Los representantes de los veintiséis países de la OTAN comienzan hoy, en la capital rumana, una cumbre en la que tratarán de decidir sobre una nueva ampliación de la Alianza y adaptar la estrategia de su misión en Afganistán.
El primero en llegar, procedente de Kiev, donde ayer volvió a reiterar su apoyo al ingreso futuro de Ucrania en la OTAN, ha sido el presidente de Estados Unidos, George W. Bush, quien asiste a su última cumbre aliada.
La cumbre de Bucarest, la más grande en la historia de la OTAN por el número de jefes de estado o gobierno que participarán (más de medio centenar), marcará una nueva etapa en la expansión europea de la Organización del Tratado del Atlántico Norte.
En contra de lo que suele ser normal, la decisión sobre la ampliación no viene cerrada de antemano. Hasta la cena de líderes de esta noche o la sesión formal del Consejo no se sabrá cuántos de los actuales candidatos balcánicos -Croacia, Macedonia y Albania- serán invitados a adherirse a esta organización político-militar, que en 2009 conmemorará su 60 aniversario.
Estrategia en Afganistán
El jueves, los Aliados tienen previsto adoptar una revisión de su estrategia en Afganistán,donde la resistencia talibán sigue dificultando la misión de la fuerza internacional para la seguridad (ISAF) al mando de la OTAN.
Al menos diez países tienen previsto anunciar durante la cumbre el envío de más soldados, para aliviar la situación de los aliados que combaten a la guerrilla en el sur y este del país.
La OTAN pedirá a sus miembros que asuman mayores compromisos en Afganistán, como parte de la nueva estrategia consistente en acelerar la transición de poderes al ejército y la policía afganas.
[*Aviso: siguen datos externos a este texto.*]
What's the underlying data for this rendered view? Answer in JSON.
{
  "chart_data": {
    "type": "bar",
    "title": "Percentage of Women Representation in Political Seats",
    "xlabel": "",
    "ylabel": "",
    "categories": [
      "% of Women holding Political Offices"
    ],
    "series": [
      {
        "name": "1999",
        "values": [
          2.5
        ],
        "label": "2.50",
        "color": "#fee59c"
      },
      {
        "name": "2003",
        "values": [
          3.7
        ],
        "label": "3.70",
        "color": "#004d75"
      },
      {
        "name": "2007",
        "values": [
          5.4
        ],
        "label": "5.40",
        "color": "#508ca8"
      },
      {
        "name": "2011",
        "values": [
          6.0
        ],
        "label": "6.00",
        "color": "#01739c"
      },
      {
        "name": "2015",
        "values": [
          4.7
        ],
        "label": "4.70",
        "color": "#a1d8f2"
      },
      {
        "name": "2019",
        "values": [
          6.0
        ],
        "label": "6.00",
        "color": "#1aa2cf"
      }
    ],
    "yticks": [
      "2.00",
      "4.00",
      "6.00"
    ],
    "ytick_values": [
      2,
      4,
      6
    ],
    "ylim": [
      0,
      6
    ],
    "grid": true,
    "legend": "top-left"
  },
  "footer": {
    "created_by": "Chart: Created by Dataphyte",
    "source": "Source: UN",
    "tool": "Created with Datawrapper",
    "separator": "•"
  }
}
La Fuerza Internacional de Asistencia a la Seguridad (ISAF) en la actualidad cuenta con unos 47.000 soldados de casi cuarenta países, entre ellos los 26 miembros de la Alianza. Y según los cálculos estratégicos de la OTAN, faltarían aún otros 7.000 efectivos, además de medios logísticos y de inteligencia.
España no se plantea mover del oeste a sus 690 efectivos, situados en la base de Herat (FSB), la Unidad de Reconstrucción Provincial (PRT) en Qala i Naw, además de en Manás (una base norteamericana en Kirguizistán) y en Kabul.
Sin embargo, cabe la posibilidad de que España se comprometa a destinar algún equipo de enlace e instrucción operativa (OMLT, en sus siglas en inglés).
Por otra parte, dentro del paquete de la ampliación, los líderes de la OTAN también pretenden decidir un reforzamiento paralelo de sus relaciones con Bosnia-Herzegovina, Montenegro y Serbia.
Los tres forman parte de la llamada Asociación para la Paz, primer peldaño en el proceso de acercamiento a la OTAN, y a los tres se les querría aupar a un segundo escalón, ofreciéndoles el llamado 'diálogo intensificado', pero las relaciones con Serbia se encuentran casi completamente congeladas desde que Kosovo se proclamó independiente.
Ucrania y Georgia, a las puertas
Dos países que ya gozan de ese 'diálogo intensificado' con la OTAN y de los que se hablará mucho en Bucarest son Ucrania y Georgia.
Las dos repúblicas ex soviéticas aspiran a ingresar en la Alianza y esperan de la cumbre que apruebe sendos 'planes de acción' de cara a la adhesión, como los que han tenido Croacia, Albania y Macedonia.
Pero, pese a las presiones que está ejerciendo en su favor el presidente de Estados Unidos, George W. Bush, y al apoyo de nuevos aliados como Polonia, no habrá 'planes de acción' para Ucrania y Georgia por el momento, según vaticinan fuentes aliadas.
La canciller alemana, Ángela Merkel, y otros gobiernos occidentales, entre ellos el español, creen que éste no es el mejor momento para satisfacer las demandas de Kiev y Tiflis.
Se alega la división interna en el primer caso y la existencia de 'conflictos congelados' en el segundo, pero el verdadero temor es la repercusión que el gesto puede tener en las relaciones con Moscú.
La OTAN y Rusia han acumulado las divergencias en los últimos tiempos -sobre Kosovo, la defensa antimisiles y el Tratado sobre Fuerzas Convencionales en Europa, por ejemplo- y los 'veteranos' de la Alianza no quieren echar más leña al fuego.